A Codogno, come si presume anche altrove, i numeri nazionali messi a disposizione non sono funzionanti e, nonostante Lorenzo sia un bambino immunodepresso, nessuno dei tre ha potuto fare il tampone. «Ho chiamato subito venerdì il numero sanitario perché il 112 era preso d’assalto. Quando finalmente sono riuscito a prendere la linea, hanno preso nota ma non mi hanno più richiamato, perché sicuramente le richieste saranno tantissime - spiega Luca -. Non ci resta che seguire le norme di buona igiene e di isolamento che noi, con nostro figlio, dovevamo già mettere in atto. Fortunatamente abbiamo una buona consapevolezza: quella di essere seguiti dal centro di eccellenza a livello professionale, organizzativo e umano che è il Papa Giovanni XXIII e l’equipe del Reparto Epatologia, Gastroenterologia, Trapianti e gli Ambulatori day Service.
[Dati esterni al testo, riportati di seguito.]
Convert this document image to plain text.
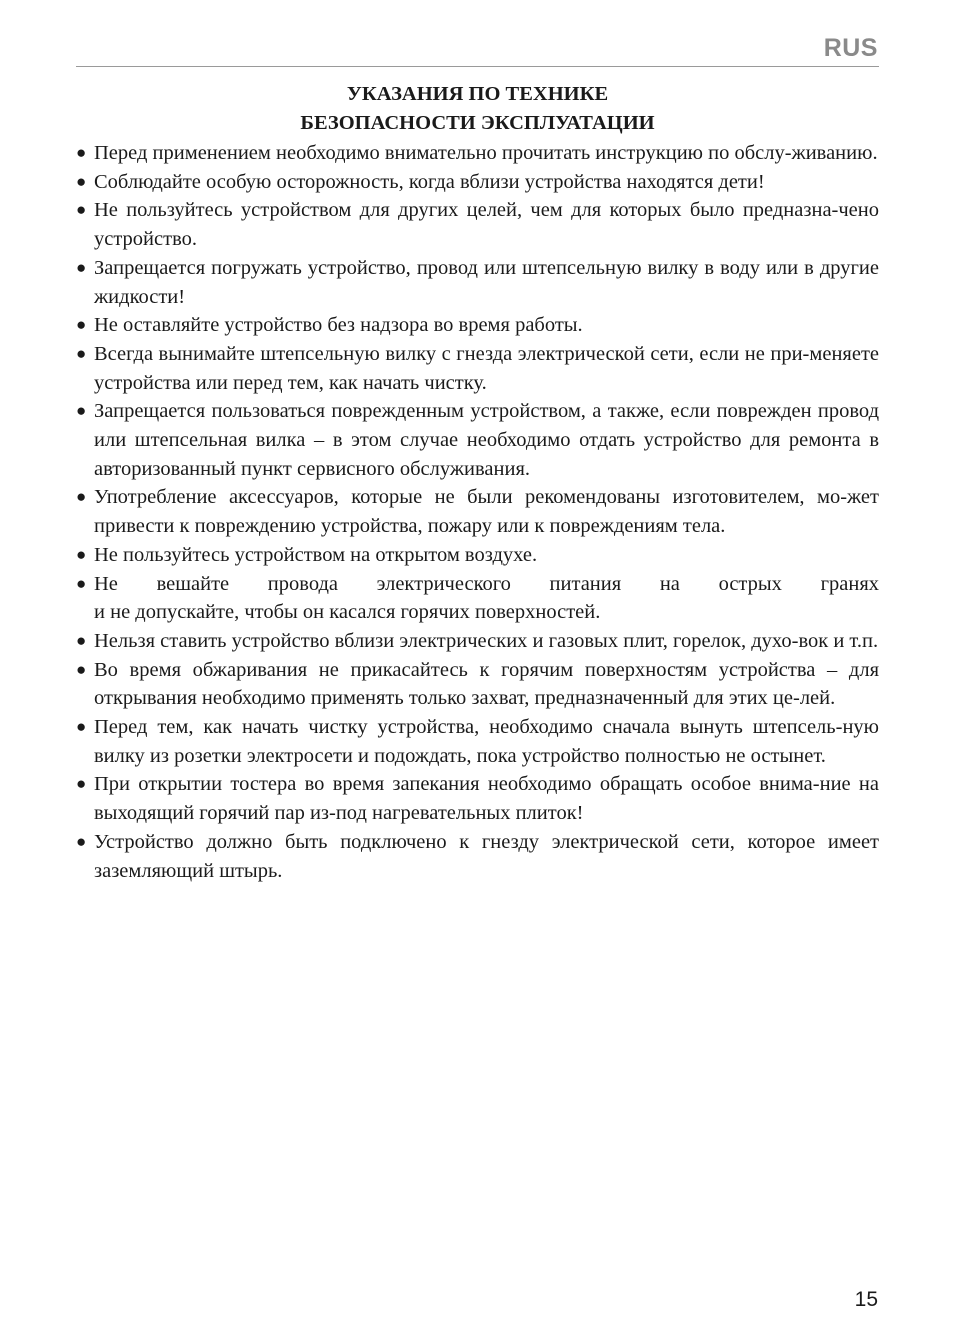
RUS
УКАЗАНИЯ ПО ТЕХНИКЕ
БЕЗОПАСНОСТИ ЭКСПЛУАТАЦИИ
● Перед применением необходимо внимательно прочитать инструкцию по обслу-живанию.
● Соблюдайте особую осторожность, когда вблизи устройства находятся дети!
● Не пользуйтесь устройством для других целей, чем для которых было предназна-чено устройство.
● Запрещается погружать устройство, провод или штепсельную вилку в воду или в другие жидкости!
● Не оставляйте устройство без надзора во время работы.
● Всегда вынимайте штепсельную вилку с гнезда электрической сети, если не при-меняете устройства или перед тем, как начать чистку.
● Запрещается пользоваться поврежденным устройством, а также, если поврежден провод или штепсельная вилка – в этом случае необходимо отдать устройство для ремонта в авторизованный пункт сервисного обслуживания.
● Употребление аксессуаров, которые не были рекомендованы изготовителем, мо-жет привести к повреждению устройства, пожару или к повреждениям тела.
● Не пользуйтесь устройством на открытом воздухе.
● Не вешайте провода электрического питания на острых гранях
и не допускайте, чтобы он касался горячих поверхностей.
● Нельзя ставить устройство вблизи электрических и газовых плит, горелок, духо-вок и т.п.
● Во время обжаривания не прикасайтесь к горячим поверхностям устройства – для открывания необходимо применять только захват, предназначенный для этих це-лей.
● Перед тем, как начать чистку устройства, необходимо сначала вынуть штепсель-ную вилку из розетки электросети и подождать, пока устройство полностью не остынет.
● При открытии тостера во время запекания необходимо обращать особое внима-ние на выходящий горячий пар из-под нагревательных плиток!
● Устройство должно быть подключено к гнезду электрической сети, которое имеет заземляющий штырь.
15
Più volte ci hanno chiamato in questa settimana per accertarsi delle condizioni di Lorenzo. Con loro si è creato un rapporto speciale. Abbiamo avuto modo di sentire e ci sono molto vicini anche tanti, ma tanti, volontari della Casa di Leo, che hanno  visto le nostre dirette e sono rimasti rassicurati».

In questi giorni la famiglia Foletti sta facendo delle dirette tv via Skype con l’emittente Cremona 1. «Siamo stati loro ospiti a metà novembre per parlare del nostro progetto. Siamo poi rimasti in contatto con questi presentatori di Cremona e la storia delle diretta è nata da una battuta scherzosa sui social. Ne abbiamo fatto una prima improvvisata, senza sapere neppure quanto sarebbe durata. Ha avuto migliaia di visualizzazioni».